Description and usage notes:
Strong, smoky material with a leathery quality. Paler in colour and less bonfire-like than Cade Oil but still potent and dark brown.
According to Payan Bertrand this material is “Obtained by rectification of crude birch oil which is obtained by slow destructive distillation from birch bark (Betula pendula R.).”
Crude Birch Tar should not be used in fragrances.
Arctander describes the product like this: “Rectified Birch Tar is a pale yellow to brownish yellow, clear and oily liquid, The odor description, ‘like Russian leather’, is conventional, but somewhat incorrect. Russian leather smells of birch tar because the leather is tanned with the tar products which also preserve this special type of leather. This circle of odor association is similar to the well-known: vanillin smells of chocolate!”
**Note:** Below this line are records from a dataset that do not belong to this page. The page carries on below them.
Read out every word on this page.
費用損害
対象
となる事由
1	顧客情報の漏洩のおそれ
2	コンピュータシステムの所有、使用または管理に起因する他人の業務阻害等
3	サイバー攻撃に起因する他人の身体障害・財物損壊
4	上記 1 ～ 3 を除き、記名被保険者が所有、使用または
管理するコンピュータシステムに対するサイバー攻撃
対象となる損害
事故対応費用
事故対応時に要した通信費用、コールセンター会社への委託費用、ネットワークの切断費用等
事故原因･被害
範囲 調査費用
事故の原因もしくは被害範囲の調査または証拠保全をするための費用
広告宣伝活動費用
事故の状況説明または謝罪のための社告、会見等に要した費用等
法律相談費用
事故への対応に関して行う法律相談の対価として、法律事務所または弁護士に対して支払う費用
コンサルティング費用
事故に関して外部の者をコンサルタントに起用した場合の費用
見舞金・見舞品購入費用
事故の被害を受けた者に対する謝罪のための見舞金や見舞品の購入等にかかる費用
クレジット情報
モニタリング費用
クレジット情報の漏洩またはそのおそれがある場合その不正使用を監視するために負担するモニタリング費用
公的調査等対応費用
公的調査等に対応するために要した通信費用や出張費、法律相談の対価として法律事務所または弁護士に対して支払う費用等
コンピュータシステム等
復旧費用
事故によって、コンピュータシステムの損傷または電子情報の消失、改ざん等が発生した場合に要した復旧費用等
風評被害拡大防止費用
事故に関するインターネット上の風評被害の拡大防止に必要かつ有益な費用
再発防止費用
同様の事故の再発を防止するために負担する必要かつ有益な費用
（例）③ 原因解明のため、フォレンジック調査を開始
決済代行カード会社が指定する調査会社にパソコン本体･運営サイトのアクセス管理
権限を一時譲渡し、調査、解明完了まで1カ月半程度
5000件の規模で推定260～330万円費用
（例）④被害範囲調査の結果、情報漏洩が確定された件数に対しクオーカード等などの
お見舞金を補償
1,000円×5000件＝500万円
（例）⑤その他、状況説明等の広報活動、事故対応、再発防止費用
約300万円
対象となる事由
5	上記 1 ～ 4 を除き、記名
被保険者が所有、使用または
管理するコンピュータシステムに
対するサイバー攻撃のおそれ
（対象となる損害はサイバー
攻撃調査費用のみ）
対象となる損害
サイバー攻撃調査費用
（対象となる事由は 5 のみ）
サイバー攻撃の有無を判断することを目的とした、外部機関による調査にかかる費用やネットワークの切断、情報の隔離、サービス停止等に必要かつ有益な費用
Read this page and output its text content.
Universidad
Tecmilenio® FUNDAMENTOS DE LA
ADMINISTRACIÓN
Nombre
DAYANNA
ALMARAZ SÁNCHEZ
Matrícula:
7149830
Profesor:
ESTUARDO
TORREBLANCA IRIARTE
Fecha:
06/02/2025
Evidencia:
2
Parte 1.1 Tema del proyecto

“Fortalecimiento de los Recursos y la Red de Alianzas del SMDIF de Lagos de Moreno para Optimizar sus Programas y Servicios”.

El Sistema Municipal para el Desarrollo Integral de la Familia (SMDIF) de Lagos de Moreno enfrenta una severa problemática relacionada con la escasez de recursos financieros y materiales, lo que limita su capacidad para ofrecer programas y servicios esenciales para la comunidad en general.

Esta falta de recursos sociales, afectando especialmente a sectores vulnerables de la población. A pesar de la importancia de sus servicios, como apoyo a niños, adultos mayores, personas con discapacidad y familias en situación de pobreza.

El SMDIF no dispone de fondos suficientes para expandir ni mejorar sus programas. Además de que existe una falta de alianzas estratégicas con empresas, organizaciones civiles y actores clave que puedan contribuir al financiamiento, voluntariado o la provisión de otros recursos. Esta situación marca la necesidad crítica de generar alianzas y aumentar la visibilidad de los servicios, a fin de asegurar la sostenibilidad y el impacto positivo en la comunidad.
He goes on to talk more about the odour: “… distinctly phenolic, very penetrating and diffusive, obviously reminiscent of tar, charred wood and smoke (all of which have their odor from components of the birch tar oil!) However, the most characteristic feature in the odor pattern of birch tar oil is the sweet-oily undertone which appears distinctly on the smelling blotter when the first empyreumatic notes have faded away. These notes caught the immediate interest of perfumers long ago… ”
This material does not contain any of the 26 potential allergens that must be declared on the label under EU regulations and has been prepared in accordance with the requirements of the IFRA specification standard for this material, with a maximum usage of 0.2% of the finished product in most categories (see certificate for details) – in practice far more than you are ever likely to want to use.
Please note however that it is not food grade in the EU.